CBNL: John Naylon's 2016 Trends

Wireless innovations can safeguard MNOs against economic shifts and enable the next wave of LTE in 2016, according to CNBL’s Dr. John Naylon...

Local economic dynamics play an important, but sometimes understated, role in the planning of large network investments in emerging markets. We have seen during 2015 that fluctuations in commodity prices, such as oil, can significantly impact economies that are reliant on extractive industries. When prices decline, local currencies often weaken against the dollar, the major currency for technology purchases. Because end users pay the operator in local currency, the net effect of this is that the dollarized ARPU decreases commensurately, and so a given network may no longer show a positive ROI. This can deter investment altogether, but also represents an opportunity for operators who are able to exploit new, more cost effective technology to out-compete others in this difficult environment.

Emerging market operators have often led the industry in innovative network strategies. This is perhaps best exemplified by the way that mobile network subscribers outnumber fixed line subscribers in so many emerging markets.
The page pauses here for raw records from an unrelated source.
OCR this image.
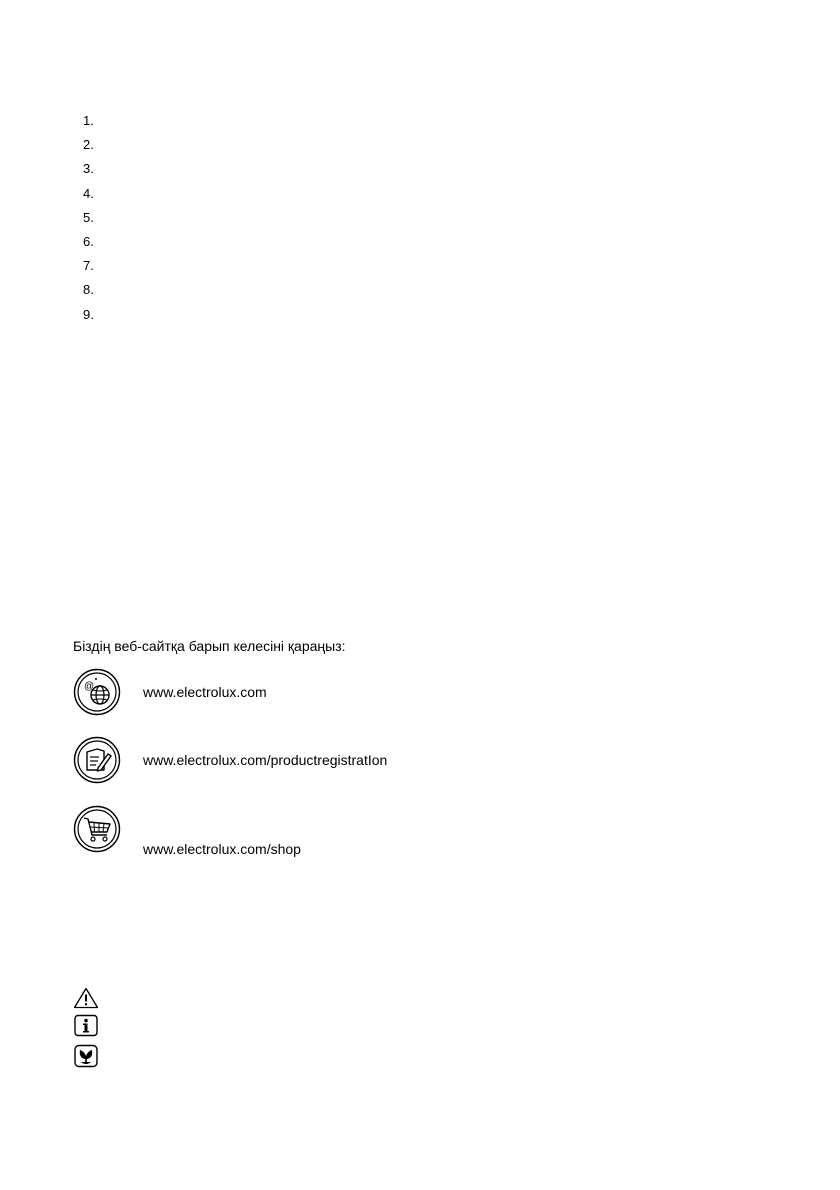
1.
2.
3.
4.
5.
6.
7.
8.
9.

Біздің веб-сайтқа барып келесіні қараңыз:

@	www.electrolux.com
www.electrolux.com/productregistratIon
www.electrolux.com/shop
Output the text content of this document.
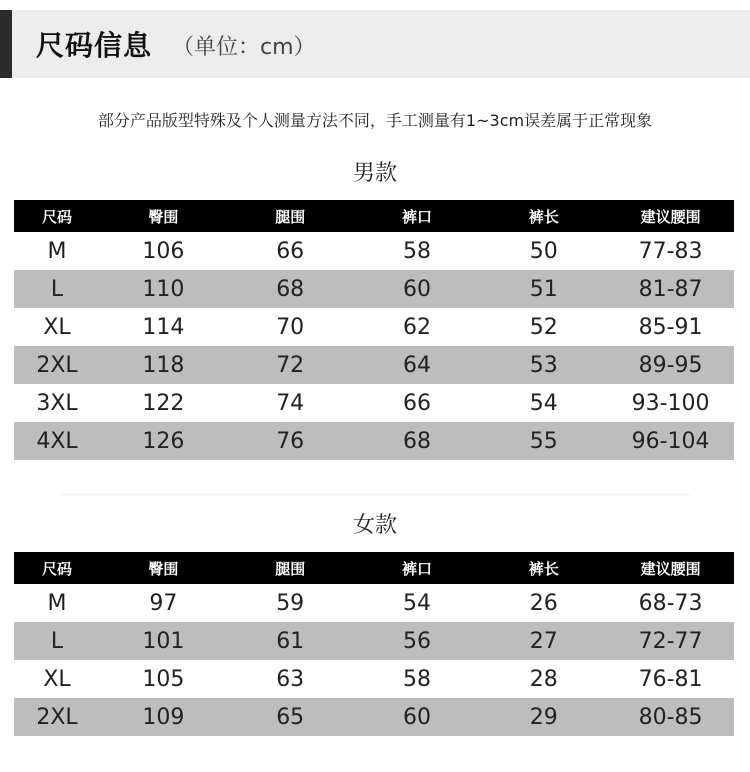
尺码信息 （单位：cm）
部分产品版型特殊及个人测量方法不同，手工测量有1~3cm误差属于正常现象
男款
尺码	臀围	腿围	裤口	裤长	建议腰围
M	106	66	58	50	77-83
L	110	68	60	51	81-87
XL	114	70	62	52	85-91
2XL	118	72	64	53	89-95
3XL	122	74	66	54	93-100
4XL	126	76	68	55	96-104
女款
尺码	臀围	腿围	裤口	裤长	建议腰围
M	97	59	54	26	68-73
L	101	61	56	27	72-77
XL	105	63	58	28	76-81
2XL	109	65	60	29	80-85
In 2016, it looks ever more vital for all operators, both mobile and fixed, to adopt efficient new technology that can safeguard against macroeconomic shifts and allow long term investment to be sustained.

Perhaps surprisingly, given the maturity of telecoms in general, the difference in cost of ownership between differing technologies that fulfil the same purpose can be very significant. For example, in the backhaul domain, licensed point-to-multipoint microwave technology has played a vital role in building a more attractive business case for mobile networks in low ARPU markets. Given the right conditions, there can be up to 50% total cost of ownership savings deploying this technology versus the nearest carrier-grade alternative. Along with reducing the business risk in times of economic uncertainty, technologies such as this hold the potential for facilitating more growth and greater profitability in stable conditions.

2016 will also see the continued adoption of LTE in many new markets, such as Vietnam and Thailand. According to the GSMA, investing in LTE can increase GDP, bolster economies and strengthen network revenues. However, in order to benefit from these gains, operators must invest in the network infrastructure that can support the increased data demands of LTE. While wireless backhaul using unlicensed spectrum may have worked for less data intensive applications in these markets, LTE’s bandwidth requires a fresh approach if operators are to deliver the quality of service expected. Although offering attractive cost qualities, networks using unlicensed spectrum are suffering from severe congestion. This is likely to see a switch to licensed spectrum and utilization of more modern and equally cost effective technologies.

In summary, 2016 will see a push from operators across emerging nations to improve the business case and performance of their networks. This will not only safeguard against economic risks, but enable them to deploy the next generation services than can increase their competitiveness and revenues. From our own experience of working across 45 markets and with seven of the world’s top ten largest operators, we are seeing growing adoption of more advanced wireless infrastructure and all indicators show this will continue in 2016.

Dr. John Naylon is the CTO and founder of CBNL.